St Austell Brewery (est. 1851):
(Tribute is one of the region’s most popular beers; pale amber in colour and with malt and citrus notes).

Sharp’s Brewery (Rock, Cornwall):
Eden Pure Ale
(From the brewery more famous for Doom Bar, this recent gold-coloured beer is brewed in collaboration with the Eden Project)

Palmer’s Brewery (Bridport, Dorset):
Palmer’s Copper

Best pubs visited:
The Dartmoor Inn, Merrivale.
A 17th Century coaching inn, 1000 feet above sea level and on the open moor, by Merrivale Bridge and near the fascinating Merrivale prehistoric monuments site.

Plume of Feathers, Princetown.
A coaching inn since 1785 and across the road from the hotel (now Visitor Centre) where Sir Arthur Conan Doyle wrote The Hound of the Baskervilles.

Monday, 2 May 2011

IKEA, Cardiff

Ah, the May Day bank holiday, when people traditionally assemble on village greens to dance around the Maypole. Today, they flock to IKEA.

The cafe in IKEA Cardiff is always bustling. You can eat well on a tight budget here: whether it's the 99p cooked breakfast, the £1.50 fish and chips, or the "signature dishes" of meatballs or lox.

I like coming to IKEA every couple of months to stock up on Swedish foodstuffs for a change. Today it was frozen meatballs, sprat fillets (Abba of Sweden - no not ABBA), herrings in mustard sauce, and some Swedish cheeses. Other specialist items include lingonberry (jam and juice), sliced smoked reindeer, cured salmon (lox), rye crackers, and dill sauce for fish.

IKEA also sell furniture.

Sunday, 1 May 2011

Eden Project, Cornwall

Last week was our third visit to the Eden Project in Cornwall. We saw the site soon after it opened, again about five year’s ago, and returned during its 10th anniversary year. It’s probably my favourite visitor attraction in the UK and, not surprisingly, ecology and food plants are central to its vision.
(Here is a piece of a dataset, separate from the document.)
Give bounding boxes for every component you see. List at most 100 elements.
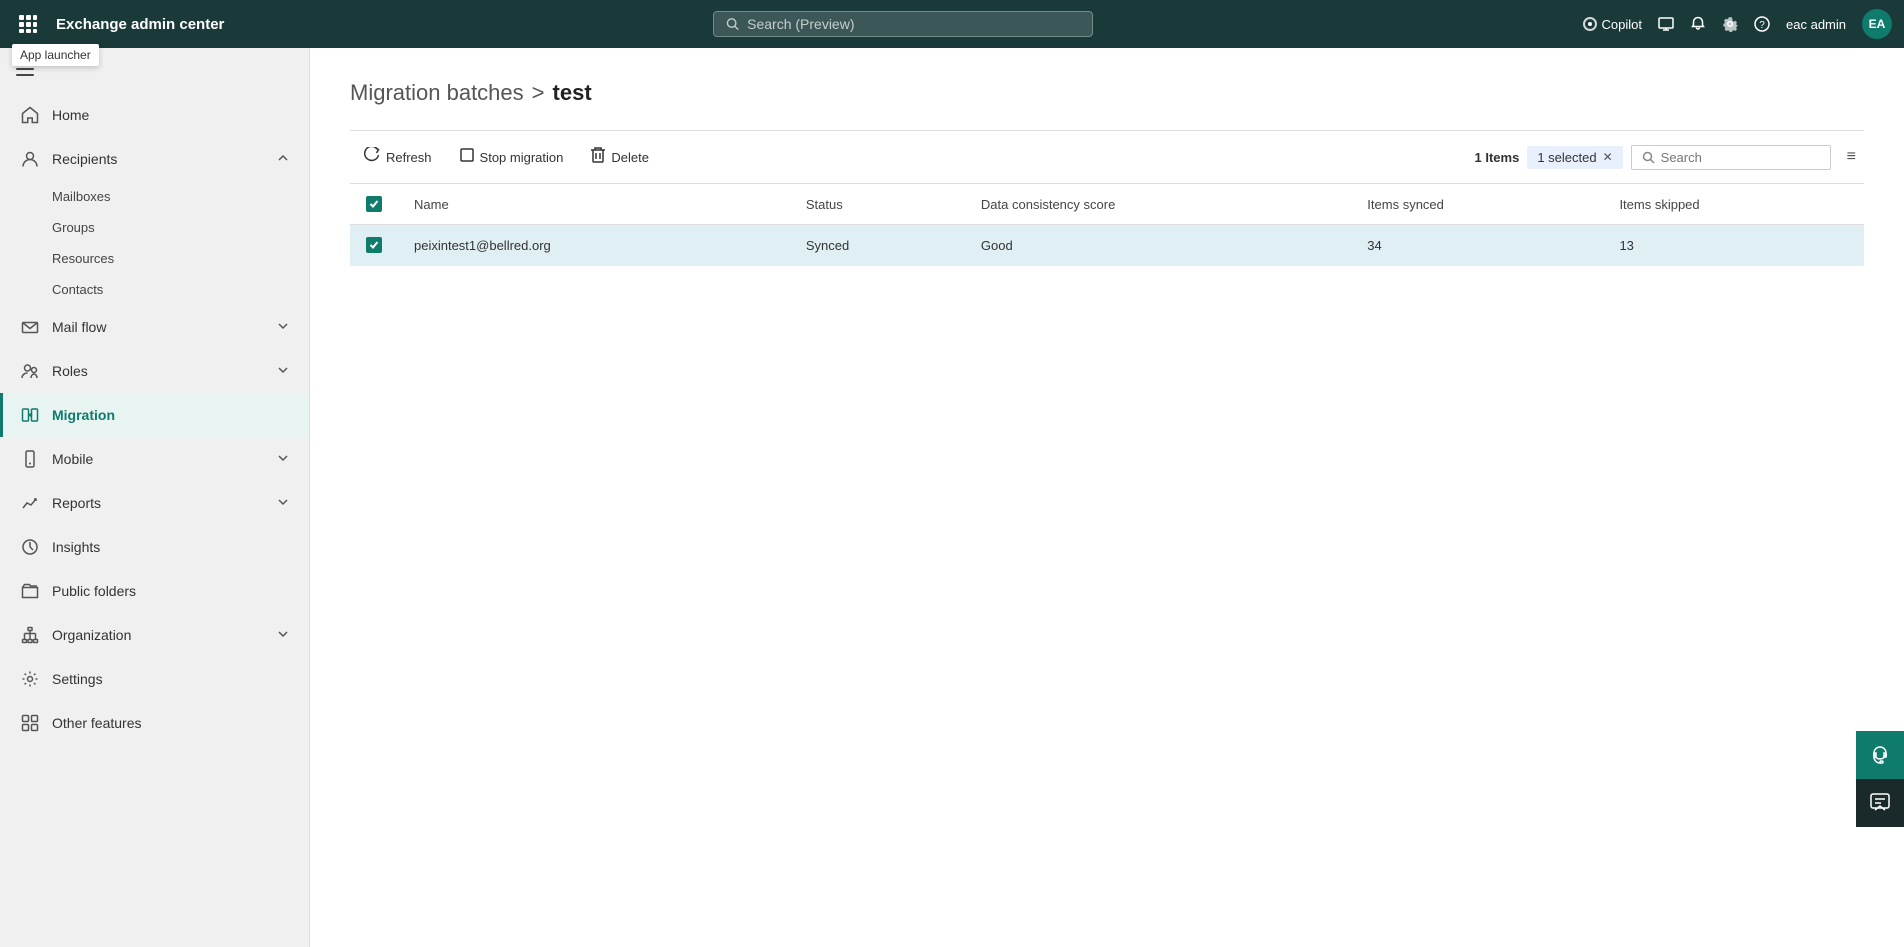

There was major flooding over the winter, which destroyed the stage and ice rink area and inundated the low-lying restaurant between the biomes. Typically, rather than see this is an unmitigated disaster, Tim Smit and his team saw it as an opportunity to establish the bakery that they had always wanted, and put it at the heart of the project. It was back to basics – with long functional wooden refectory tables across the hall; along two of them apprentice bakers work to make loaves, pizza, croissants, and other food for sale. The Eden Bakery is a distinct feature, and the minimalism suits the place.

Restaurants and cafes in other parts of the site continue in the more traditional manner, while a stall sells tasty Tuscan Bean Stew and Catalan Fish Stew in the Mediterranean area.

You can see some of the food being grown in the GrowZone, a demonstration allotment that has expanded in recent years.

There was drama as we were walking around the Rainforest Biome. We heard a very loud cracking noise, and branches of a tree started to fall onto the path. On being informed of this, the staff went quickly into action; understandable as the tree in question was toxic - apparently being used for poison-tipped darts. The hot air balloon was launched within the biome, drastic pruning was undertaken, and the area reopened promptly.

The new rainforest lookout gives spectacular views down onto the trees. It’s very hot up there!

To help celebrate the Eden Project’s tenth anniversary, Cardiff-based NoFit State Circus will be performing a new show there in August.